Gasgoo Munich- "More capabilities don't necessarily make a factory smarter." That was the message from Tan Yingcong, Changan Automobile's deputy chief engineer, on July 3. Speaking at the "2026 Embodied Intelligence Industry Scenario Integration Conference," hosted by Gasgoo, Tan argued that while AI adoption in manufacturing is surging, it remains largely fragmented—building one model per scenario, one app per problem, one project per plant. The critical next step, he says, is shifting from isolated intelligence to holistic intelligence.

Tan Yingcong, Deputy Chief Engineer of Changan Automobile
Tan outlines four stages of manufacturing evolution: automation tackled efficiency, digitalization handled connectivity, and AI addressed cognition. But the factory of the future requires a fourth phase—holistic intelligence. In this stage, domains spanning quality, equipment, energy, processes, and logistics must synchronize, embedding real-time value directly into business workflows.
The urgency is driven by three trends reshaping auto manufacturing: production is becoming increasingly flexible, with rapid switching between multi-model, small-batch runs becoming the norm; system coupling is intensifying; and decision-making demands ever greater speed.
Yet, building the factory of the future means bridging four critical gaps. First, the data gap: information on equipment, quality, processes, and production is scattered across disconnected systems. Second, the knowledge gap: on-site experience, process rules, and judgment standards remain trapped in the minds of veteran workers or in physical documents. Third, the process gap: AI analysis results struggle to flow naturally into business judgment workflows. And fourth, the execution gap: once an AI makes a call, determining the physical mechanism for execution remains a challenge. "Efficiency issues in AI implementation are widespread today," Tan noted.
Tan breaks down the capabilities of the future factory into three pillars: autonomous operation, where systems sense site conditions in real-time to drive execution; autonomous collaboration, where domains and systems link across boundaries rather than operating in silos; and continuous evolution, where every action refines knowledge and optimizes processes. Combined, these form what he calls "intelligent agents."
Tan stresses that a factory agent is not merely a chatbot, a large language model, or an RPA process. It is an intelligent unit designed for manufacturing tasks.

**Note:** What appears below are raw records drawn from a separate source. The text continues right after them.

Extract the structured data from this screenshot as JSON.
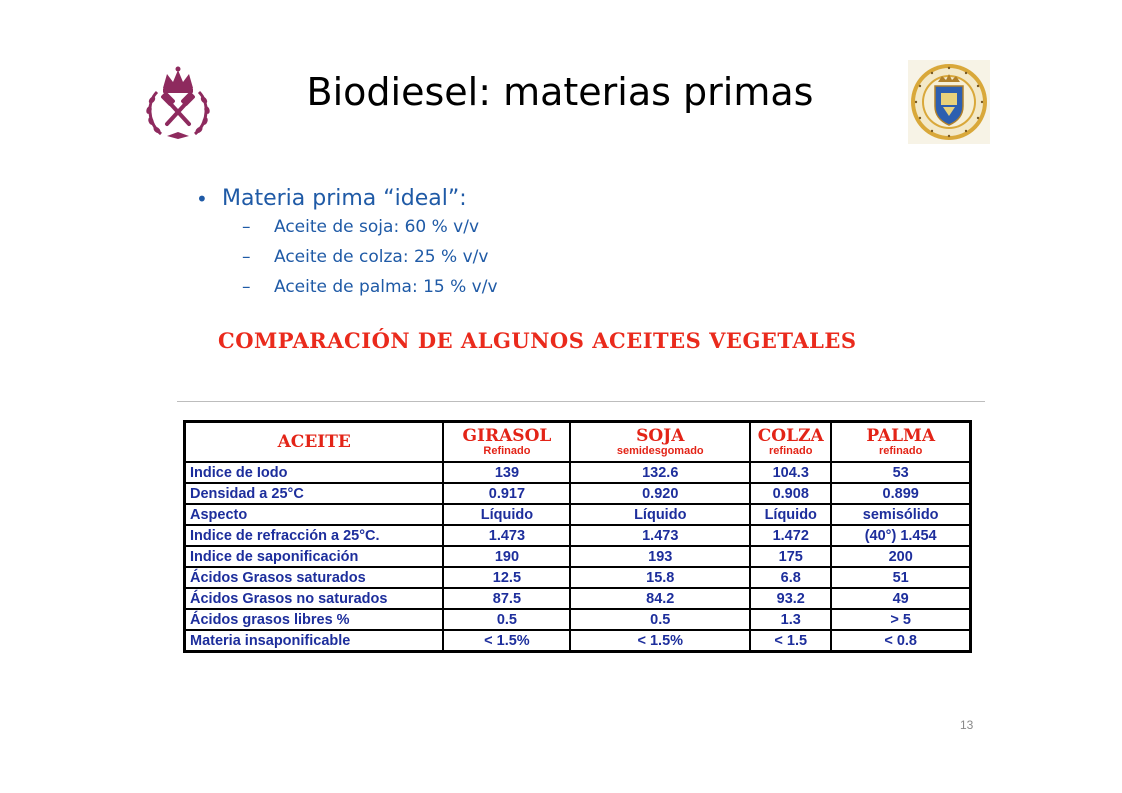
{
  "slide": {
    "title": "Biodiesel: materias primas",
    "page_number": "13"
  },
  "logos": {
    "left": "crown-hammers-crest-icon",
    "right": "university-seal-icon"
  },
  "bullets": {
    "main": "Materia prima “ideal”:",
    "sub": [
      "Aceite de soja: 60 % v/v",
      "Aceite de colza: 25 % v/v",
      "Aceite de palma: 15 % v/v"
    ]
  },
  "table": {
    "heading": "COMPARACIÓN DE ALGUNOS ACEITES VEGETALES",
    "columns": [
      {
        "label": "ACEITE",
        "sub": ""
      },
      {
        "label": "GIRASOL",
        "sub": "Refinado"
      },
      {
        "label": "SOJA",
        "sub": "semidesgomado"
      },
      {
        "label": "COLZA",
        "sub": "refinado"
      },
      {
        "label": "PALMA",
        "sub": "refinado"
      }
    ],
    "rows": [
      {
        "label": "Indice de Iodo",
        "values": [
          "139",
          "132.6",
          "104.3",
          "53"
        ]
      },
      {
        "label": "Densidad a 25°C",
        "values": [
          "0.917",
          "0.920",
          "0.908",
          "0.899"
        ]
      },
      {
        "label": "Aspecto",
        "values": [
          "Líquido",
          "Líquido",
          "Líquido",
          "semisólido"
        ]
      },
      {
        "label": "Indice de refracción a 25°C.",
        "values": [
          "1.473",
          "1.473",
          "1.472",
          "(40°) 1.454"
        ]
      },
      {
        "label": "Indice de saponificación",
        "values": [
          "190",
          "193",
          "175",
          "200"
        ]
      },
      {
        "label": "Ácidos Grasos saturados",
        "values": [
          "12.5",
          "15.8",
          "6.8",
          "51"
        ]
      },
      {
        "label": "Ácidos Grasos no saturados",
        "values": [
          "87.5",
          "84.2",
          "93.2",
          "49"
        ]
      },
      {
        "label": "Ácidos grasos libres %",
        "values": [
          "0.5",
          "0.5",
          "1.3",
          "> 5"
        ]
      },
      {
        "label": "Materia insaponificable",
        "values": [
          "< 1.5%",
          "< 1.5%",
          "< 1.5",
          "< 0.8"
        ]
      }
    ],
    "colors": {
      "header": "#e32417",
      "cells": "#1d2e9c",
      "bullets": "#1f5aa6"
    }
  }
}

It must understand objectives, organize cross-domain knowledge, sync with real-time data, and integrate with business workflows—ultimately driving digital systems or physical equipment to turn decisions into action.

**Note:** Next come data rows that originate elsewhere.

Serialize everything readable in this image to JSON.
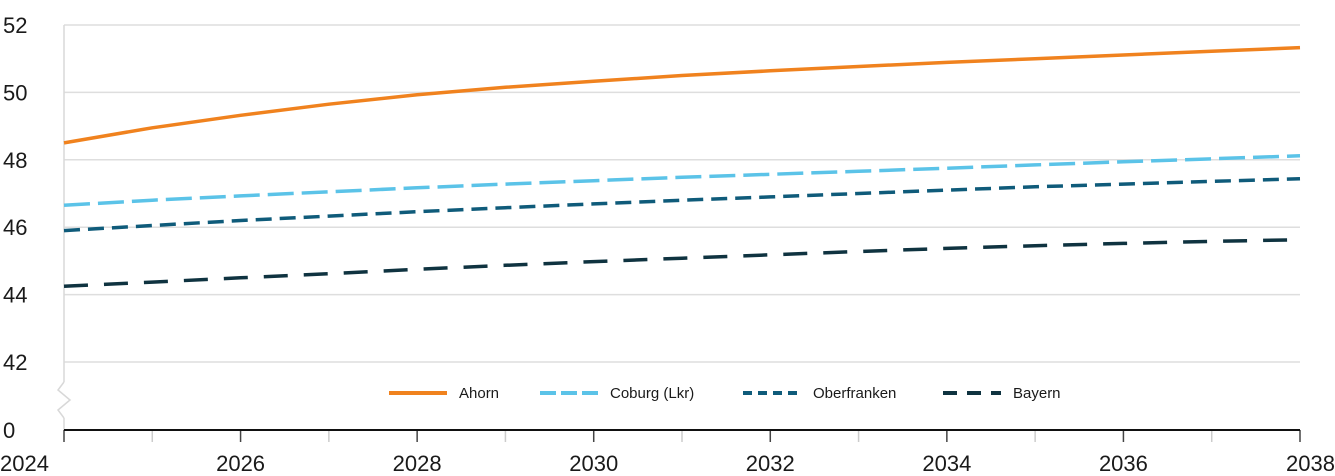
{
  "chart_data": {
    "type": "line",
    "title": "",
    "xlabel": "",
    "ylabel": "",
    "xlim": [
      2024,
      2038
    ],
    "ylim": [
      40,
      52
    ],
    "axis_break": true,
    "grid": "horizontal",
    "legend_position": "bottom-center",
    "x_ticks": [
      2024,
      2026,
      2028,
      2030,
      2032,
      2034,
      2036,
      2038
    ],
    "x_minor_ticks": [
      2025,
      2027,
      2029,
      2031,
      2033,
      2035,
      2037
    ],
    "y_ticks": [
      0,
      42,
      44,
      46,
      48,
      50,
      52
    ],
    "x": [
      2024,
      2025,
      2026,
      2027,
      2028,
      2029,
      2030,
      2031,
      2032,
      2033,
      2034,
      2035,
      2036,
      2037,
      2038
    ],
    "series": [
      {
        "name": "Ahorn",
        "color": "#f0821e",
        "dash": "solid",
        "values": [
          48.5,
          48.95,
          49.32,
          49.65,
          49.93,
          50.15,
          50.33,
          50.5,
          50.64,
          50.77,
          50.89,
          51.0,
          51.11,
          51.22,
          51.33
        ]
      },
      {
        "name": "Coburg (Lkr)",
        "color": "#5bc3e8",
        "dash": "long",
        "values": [
          46.65,
          46.8,
          46.93,
          47.05,
          47.17,
          47.28,
          47.38,
          47.48,
          47.57,
          47.66,
          47.75,
          47.85,
          47.94,
          48.03,
          48.12
        ]
      },
      {
        "name": "Oberfranken",
        "color": "#0f5b7a",
        "dash": "medium",
        "values": [
          45.9,
          46.05,
          46.2,
          46.33,
          46.46,
          46.58,
          46.69,
          46.8,
          46.9,
          47.0,
          47.1,
          47.2,
          47.28,
          47.36,
          47.44
        ]
      },
      {
        "name": "Bayern",
        "color": "#0f3340",
        "dash": "sparse",
        "values": [
          44.25,
          44.37,
          44.5,
          44.62,
          44.75,
          44.87,
          44.98,
          45.08,
          45.18,
          45.28,
          45.37,
          45.45,
          45.52,
          45.58,
          45.63
        ]
      }
    ]
  }
}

Changan is exploring this across four domains: quality, equipment, energy, and production. In quality, where defect attribution involves complex factors like process, equipment, materials, personnel, and history, agents can recommend improvements and track implementation. For energy, they provide holistic diagnostics by combining temperature, humidity, lighting, production load, and usage strategies. In production, agents coordinate bottlenecks, deviations, anomalies, and materials to enable real-time identification and dynamic adjustment.

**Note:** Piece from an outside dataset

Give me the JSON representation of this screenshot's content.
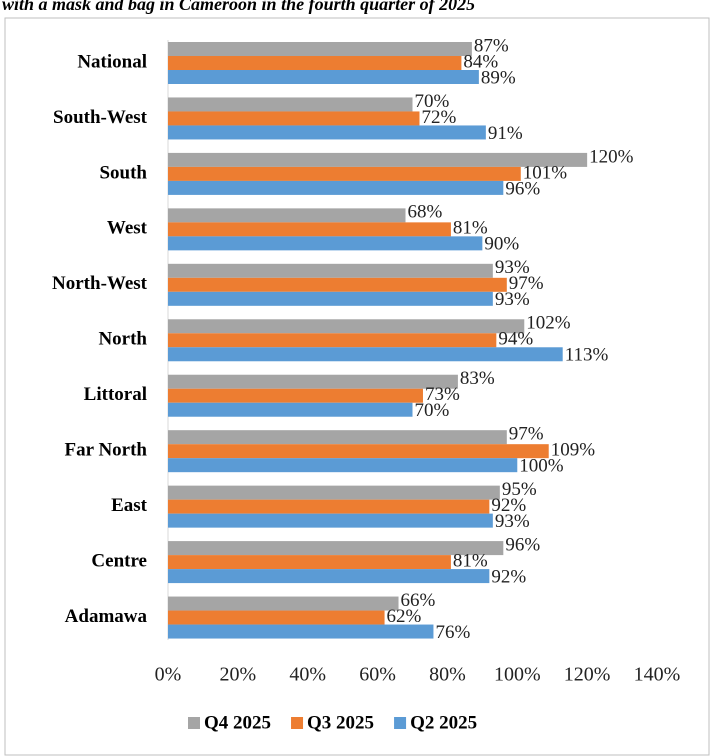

Looking ahead, Tan proposes a "platform-data-agent trinity" roadmap, rolled out in three phases: first, laying the foundation and closing the loop on single scenarios; next, expanding scenarios and optimizing models to scale from points to areas; and finally, establishing a decision hub for multi-directional autonomous decision-making. "Agents will increasingly act like digital employees or experts in the factory," Tan said. "They will need to collaborate with humans but also judge independently—helping factories sense issues faster, make quicker decisions, and execute with greater stability."